Diana me miró con una sonrisa traviesa.

—Bueno, parece que hoy nos toca matar el tiempo antes de entrenar.

Me reí, una risa grave que resonó en el pecho.

Me acerqué a ella, cerrando la distancia.

El aire entre nosotros estaba cargado, lleno de electricidad, de algo nuevo, algo que habíamos descubierto en la Sala de los Ecos y en la pequeña choza del bosque.

—Me parece un excelente plan de calentamiento —respondí, mi voz apenas un murmullo.

Lo que siguió fue un redescubrimiento.

La última vez que nuestros cuerpos se habían encontrado, había sido en la Sala de los Ecos y en la cabaña del bosque, ambas, una danza de tres.

Ahora, éramos solo dos.

La dinámica era diferente, más íntima, más enfocada.

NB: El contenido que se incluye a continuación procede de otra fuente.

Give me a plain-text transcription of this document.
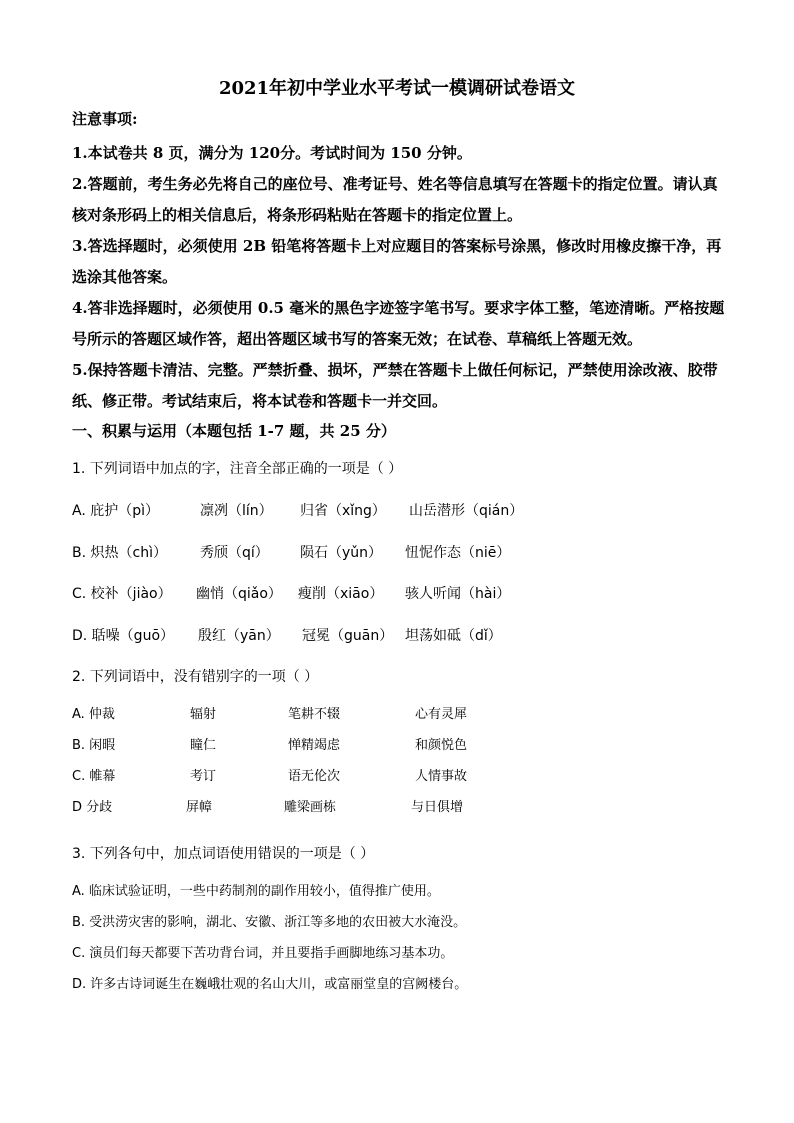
2021年初中学业水平考试一模调研试卷语文
注意事项:
1.本试卷共 8 页，满分为 120分。考试时间为 150 分钟。
2.答题前，考生务必先将自己的座位号、准考证号、姓名等信息填写在答题卡的指定位置。请认真核对条形码上的相关信息后，将条形码粘贴在答题卡的指定位置上。
3.答选择题时，必须使用 2B 铅笔将答题卡上对应题目的答案标号涂黑，修改时用橡皮擦干净，再选涂其他答案。
4.答非选择题时，必须使用 0.5 毫米的黑色字迹签字笔书写。要求字体工整，笔迹清晰。严格按题号所示的答题区域作答，超出答题区域书写的答案无效；在试卷、草稿纸上答题无效。
5.保持答题卡清洁、完整。严禁折叠、损坏，严禁在答题卡上做任何标记，严禁使用涂改液、胶带纸、修正带。考试结束后，将本试卷和答题卡一并交回。
一、积累与运用（本题包括 1-7 题，共 25 分）
1. 下列词语中加点的字，注音全部正确的一项是（ ）
A. 庇护（pì）	凛冽（lín） 归省（xǐng） 山岳潜形（qián）
B. 炽热（chì） 秀颀（qí） 陨石（yǔn） 忸怩作态（niē）
C. 校补（jiào） 幽悄（qiǎo） 瘦削（xiāo） 骇人听闻（hài）
D. 聒噪（guō） 殷红（yān） 冠冕（guān） 坦荡如砥（dǐ）
2. 下列词语中，没有错别字的一项（ ）
A. 仲裁	辐射	笔耕不辍	心有灵犀
B. 闲暇	瞳仁	惮精竭虑	和颜悦色
C. 帷幕	考订	语无伦次	人情事故
D 分歧	屏幛	雕梁画栋	与日俱增
3. 下列各句中，加点词语使用错误的一项是（ ）
A. 临床试验证明，一些中药制剂的副作用较小，值得推广使用。
B. 受洪涝灾害的影响，湖北、安徽、浙江等多地的农田被大水淹没。
C. 演员们每天都要下苦功背台词，并且要指手画脚地练习基本功。
D. 许多古诗词诞生在巍峨壮观的名山大川，或富丽堂皇的宫阙楼台。
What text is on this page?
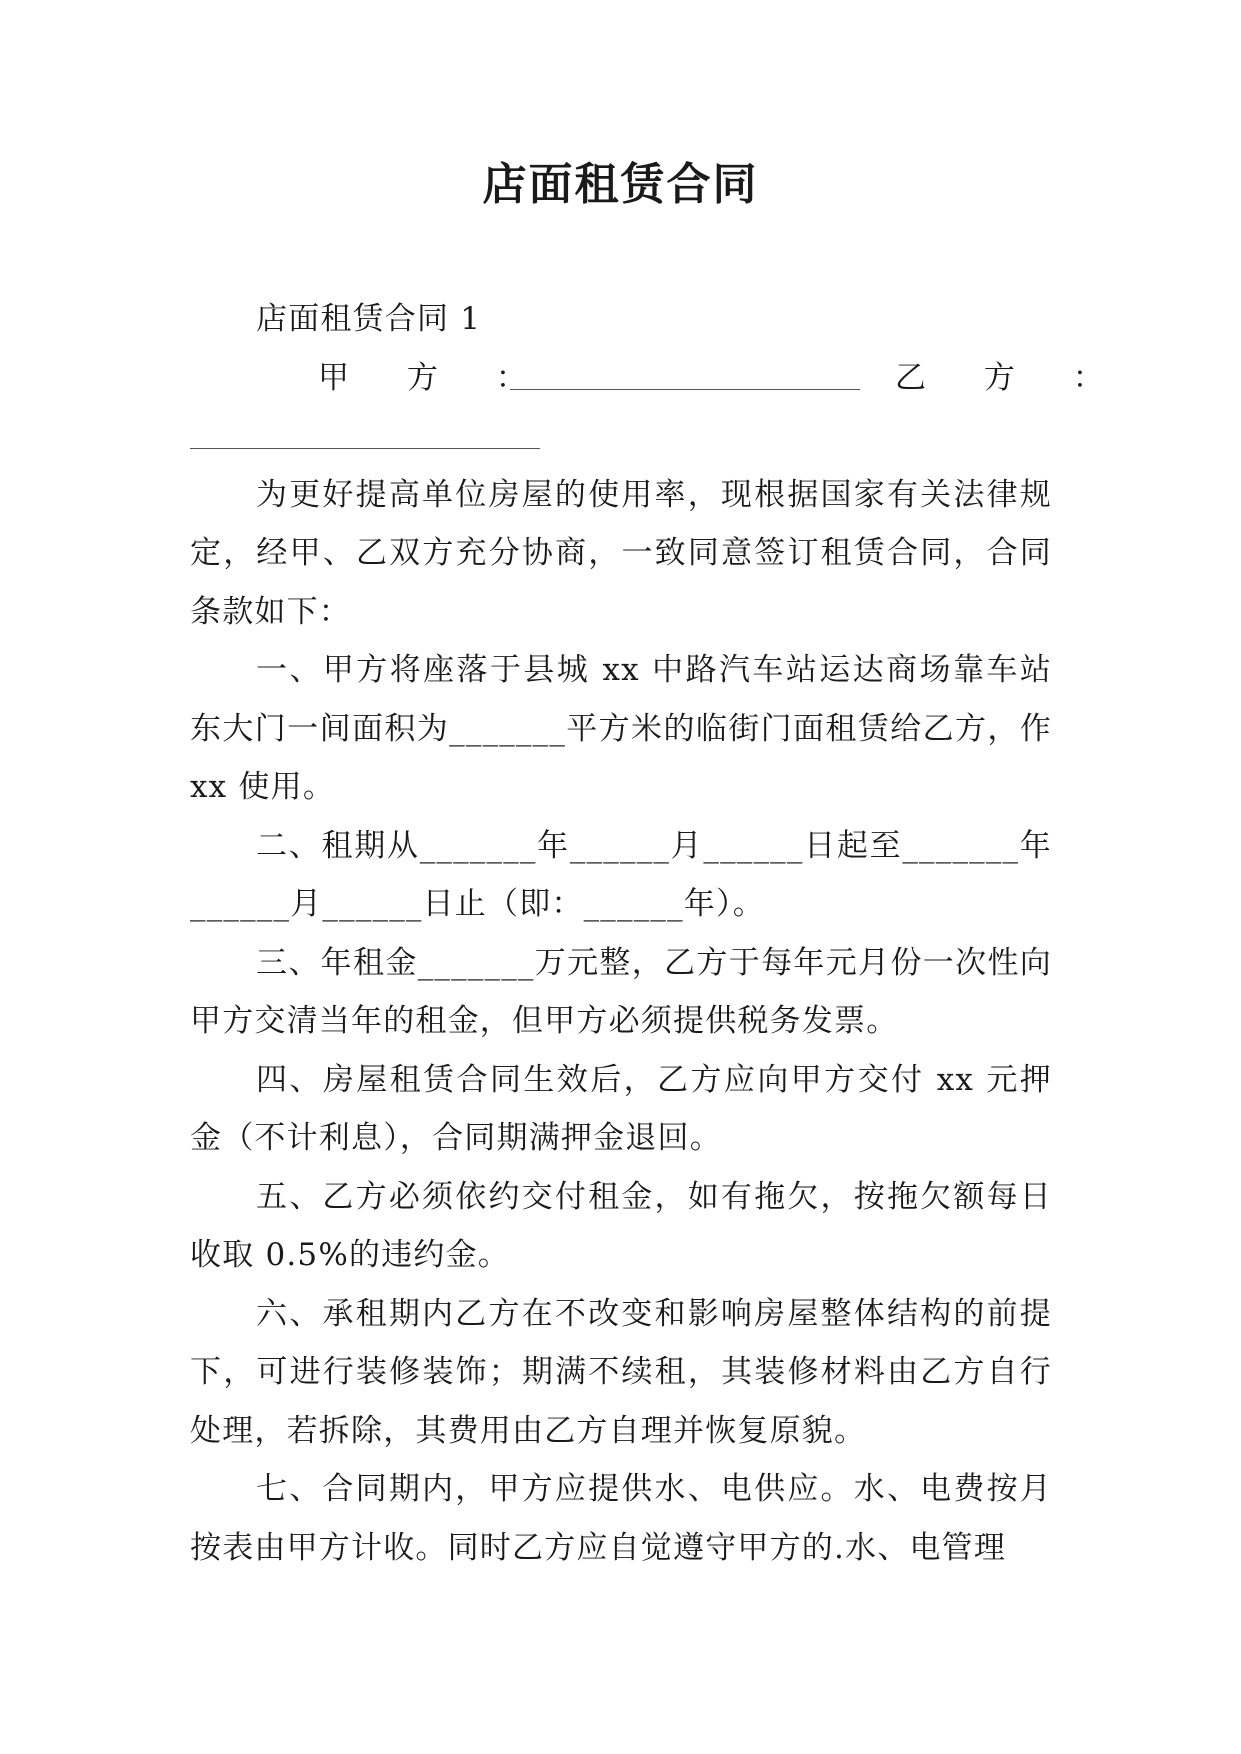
店面租赁合同
店面租赁合同 1
甲 方 ：	乙 方 ：

为更好提高单位房屋的使用率，现根据国家有关法律规定，经甲、乙双方充分协商，一致同意签订租赁合同，合同条款如下：

一、甲方将座落于县城 xx 中路汽车站运达商场靠车站东大门一间面积为_______平方米的临街门面租赁给乙方，作 xx 使用。

二、租期从_______年______月______日起至_______年______月______日止（即：______年）。

三、年租金_______万元整，乙方于每年元月份一次性向甲方交清当年的租金，但甲方必须提供税务发票。

四、房屋租赁合同生效后，乙方应向甲方交付 xx 元押金（不计利息），合同期满押金退回。

五、乙方必须依约交付租金，如有拖欠，按拖欠额每日收取 0.5%的违约金。

六、承租期内乙方在不改变和影响房屋整体结构的前提下，可进行装修装饰；期满不续租，其装修材料由乙方自行处理，若拆除，其费用由乙方自理并恢复原貌。

七、合同期内，甲方应提供水、电供应。水、电费按月按表由甲方计收。同时乙方应自觉遵守甲方的.水、电管理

Nuestras miradas se sostuvieron por un largo segundo.

Vi en sus ojos un universo de energía chispeante, pero también vi la vulnerabilidad que me había mostrado en la azotea, la lealtad que había demostrado en el bosque.

Ya no era solo una amiga parlanchina.

Era, mi Diana.

El primer movimiento fue mío.

Llevé mi mano a su mejilla, mi pulgar acariciando la suavidad de su piel.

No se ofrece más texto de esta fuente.